Forced targeting of aPKC to the apical surface rescues apico-basal polarization in Morg1-depleted cells during cystogenesis. (A) Representative confocal images of Morg1 kd #1-1 cells expressing GFP, Crb3–HA, HA–aPKCι/λ, or Crb3–HA–aPKCι/λ in 3D culture. Cells were fixed and stained with the indicated antibodies. (B) Quantification of two-cell aggregates with PAP, a gp135-positive structure, in 3D culture of Morg1-depleted cells. Values are means ± SD from three independent experiments (n ≥ 75 aggregates/experiment). ***, P < 0.001 (Dunnett’s test). (C) Quantification of two-cell aggregates with PAP in 3D culture of MDCK cells treated with (+) or without (−) 40 µM of aPKC-PS. Values are means ± SD from three independent experiments (n ≥ 50 aggregates/experiment). ***, P < 0.001 (Student’s t test). (D) TER measurements of 2D monolayers of MDCK cells 8 h after the calcium switch (CS) in the presence of (+) or absence (−) of aPKC-PS. TER values of each sample were expressed as percentage of those of control cells. Values are means ± SD from three independent experiments. ***, P < 0.001 (Student’s t test). (E) Representative microscopy images of MDCK cells treated with (+) or without (−) aPKC-PS in 2D culture. Cells were fixed 4 h after CS and stained with the anti-ZO-1 antibody. (F) Cross-sectional z-stack analysis of representative confocal images of MDCK cells transfected with the indicated RNA in 2D culture.
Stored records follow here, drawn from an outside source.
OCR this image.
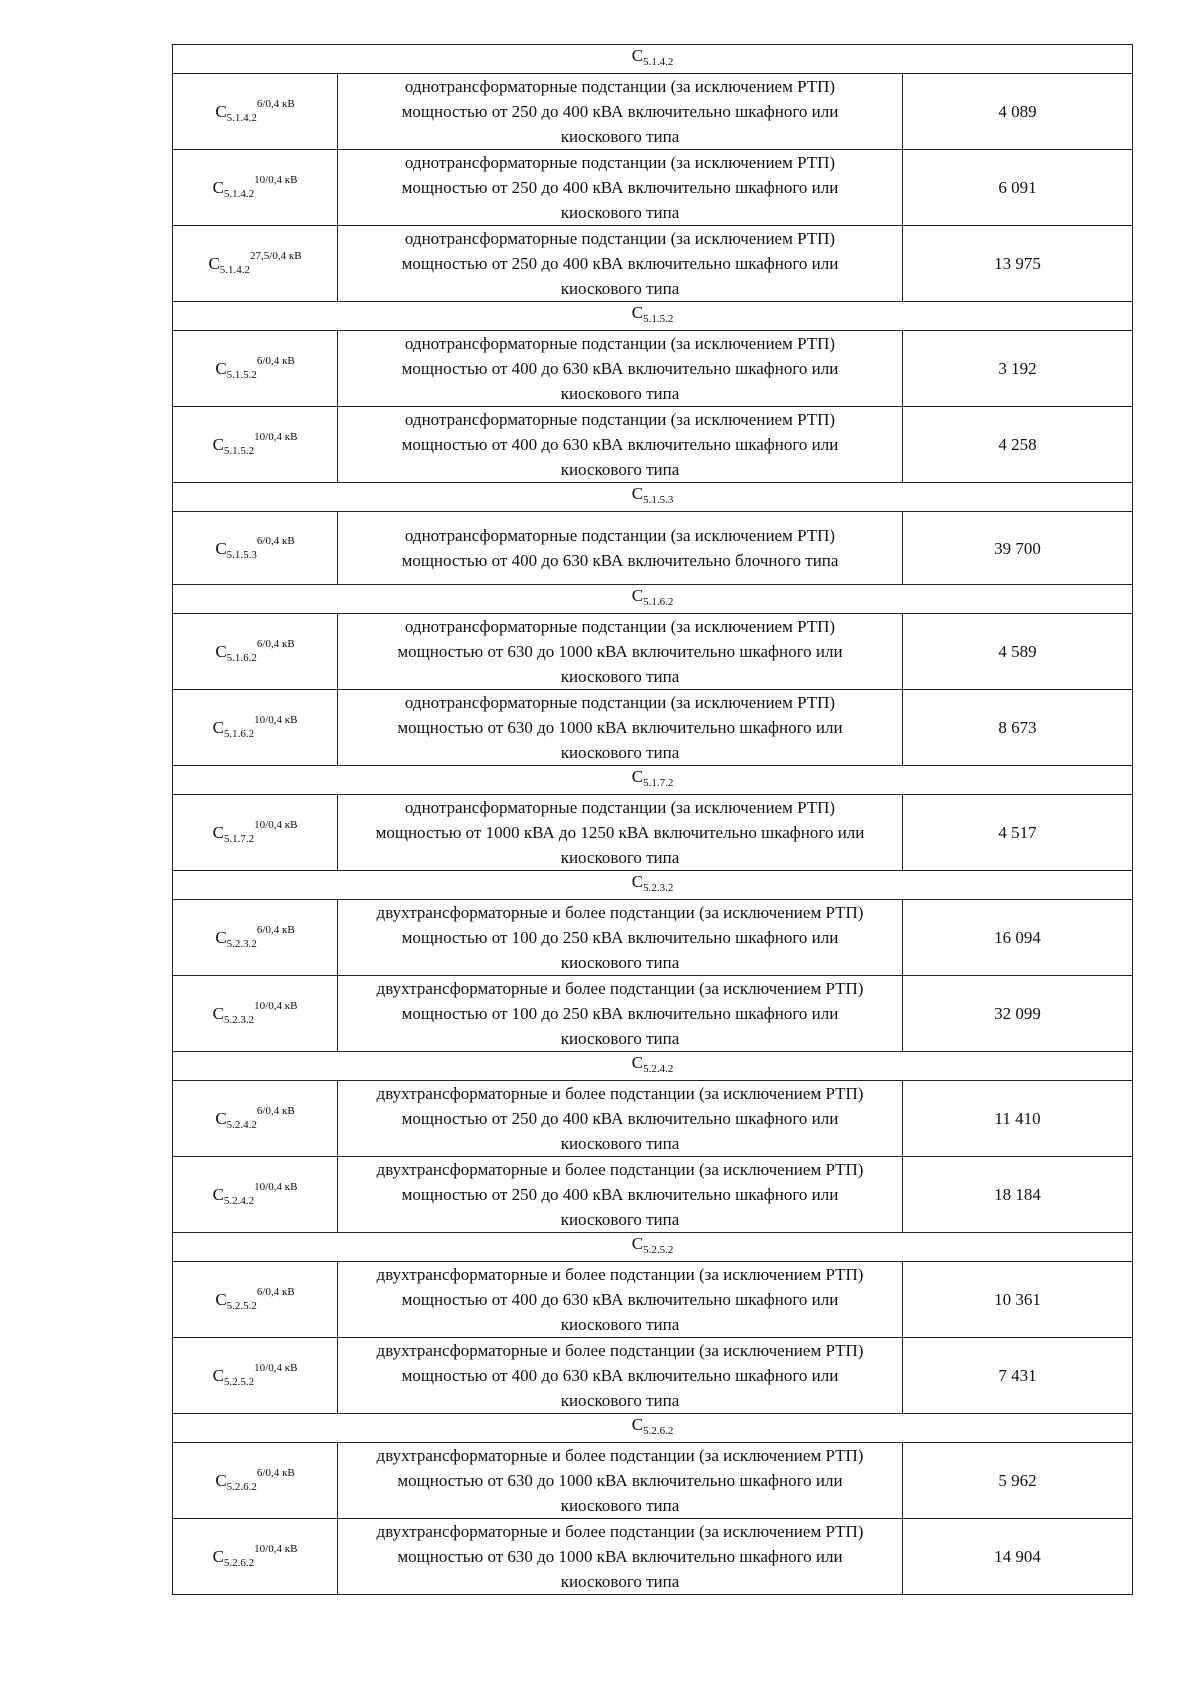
$С_{5.1.4.2}$
$С_{5.1.4.2}^{6/0,4 кВ}$	однотрансформаторные подстанции (за исключением РТП)
мощностью от 250 до 400 кВА включительно шкафного или
киоскового типа	4 089
$С_{5.1.4.2}^{10/0,4 кВ}$	однотрансформаторные подстанции (за исключением РТП)
мощностью от 250 до 400 кВА включительно шкафного или
киоскового типа	6 091
$С_{5.1.4.2}^{27,5/0,4 кВ}$	однотрансформаторные подстанции (за исключением РТП)
мощностью от 250 до 400 кВА включительно шкафного или
киоскового типа	13 975
$С_{5.1.5.2}$
$С_{5.1.5.2}^{6/0,4 кВ}$	однотрансформаторные подстанции (за исключением РТП)
мощностью от 400 до 630 кВА включительно шкафного или
киоскового типа	3 192
$С_{5.1.5.2}^{10/0,4 кВ}$	однотрансформаторные подстанции (за исключением РТП)
мощностью от 400 до 630 кВА включительно шкафного или
киоскового типа	4 258
$С_{5.1.5.3}$
$С_{5.1.5.3}^{6/0,4 кВ}$	однотрансформаторные подстанции (за исключением РТП)
мощностью от 400 до 630 кВА включительно блочного типа	39 700
$С_{5.1.6.2}$
$С_{5.1.6.2}^{6/0,4 кВ}$	однотрансформаторные подстанции (за исключением РТП)
мощностью от 630 до 1000 кВА включительно шкафного или
киоскового типа	4 589
$С_{5.1.6.2}^{10/0,4 кВ}$	однотрансформаторные подстанции (за исключением РТП)
мощностью от 630 до 1000 кВА включительно шкафного или
киоскового типа	8 673
$С_{5.1.7.2}$
$С_{5.1.7.2}^{10/0,4 кВ}$	однотрансформаторные подстанции (за исключением РТП)
мощностью от 1000 кВА до 1250 кВА включительно шкафного или
киоскового типа	4 517
$С_{5.2.3.2}$
$С_{5.2.3.2}^{6/0,4 кВ}$	двухтрансформаторные и более подстанции (за исключением РТП)
мощностью от 100 до 250 кВА включительно шкафного или
киоскового типа	16 094
$С_{5.2.3.2}^{10/0,4 кВ}$	двухтрансформаторные и более подстанции (за исключением РТП)
мощностью от 100 до 250 кВА включительно шкафного или
киоскового типа	32 099
$С_{5.2.4.2}$
$С_{5.2.4.2}^{6/0,4 кВ}$	двухтрансформаторные и более подстанции (за исключением РТП)
мощностью от 250 до 400 кВА включительно шкафного или
киоскового типа	11 410
$С_{5.2.4.2}^{10/0,4 кВ}$	двухтрансформаторные и более подстанции (за исключением РТП)
мощностью от 250 до 400 кВА включительно шкафного или
киоскового типа	18 184
$С_{5.2.5.2}$
$С_{5.2.5.2}^{6/0,4 кВ}$	двухтрансформаторные и более подстанции (за исключением РТП)
мощностью от 400 до 630 кВА включительно шкафного или
киоскового типа	10 361
$С_{5.2.5.2}^{10/0,4 кВ}$	двухтрансформаторные и более подстанции (за исключением РТП)
мощностью от 400 до 630 кВА включительно шкафного или
киоскового типа	7 431
$С_{5.2.6.2}$
$С_{5.2.6.2}^{6/0,4 кВ}$	двухтрансформаторные и более подстанции (за исключением РТП)
мощностью от 630 до 1000 кВА включительно шкафного или
киоскового типа	5 962
$С_{5.2.6.2}^{10/0,4 кВ}$	двухтрансформаторные и более подстанции (за исключением РТП)
мощностью от 630 до 1000 кВА включительно шкафного или
киоскового типа	14 904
Cells were fixed 4 h after CS and stained with the indicated antibodies. (G) Schematic structure of aPKCι/λ-fusion proteins used in the present study. (H) Quantification of two-cell aggregates with PAP in 3D culture of Morg1 kd #1-1 cells expressing GFP, Crb3–HA, HA–aPKCι/λ, or Crb3–HA–aPKCι/λ. Values are means ± SD from three independent experiments (n ≥ 100 aggregates/experiment). ***, P < 0.001 (Tukey-Kramer test). (I) A proposed model for Morg1-mediated targeting of Par6–aPKC to the apical surface. For detail, see the text. Bar, 10 µm.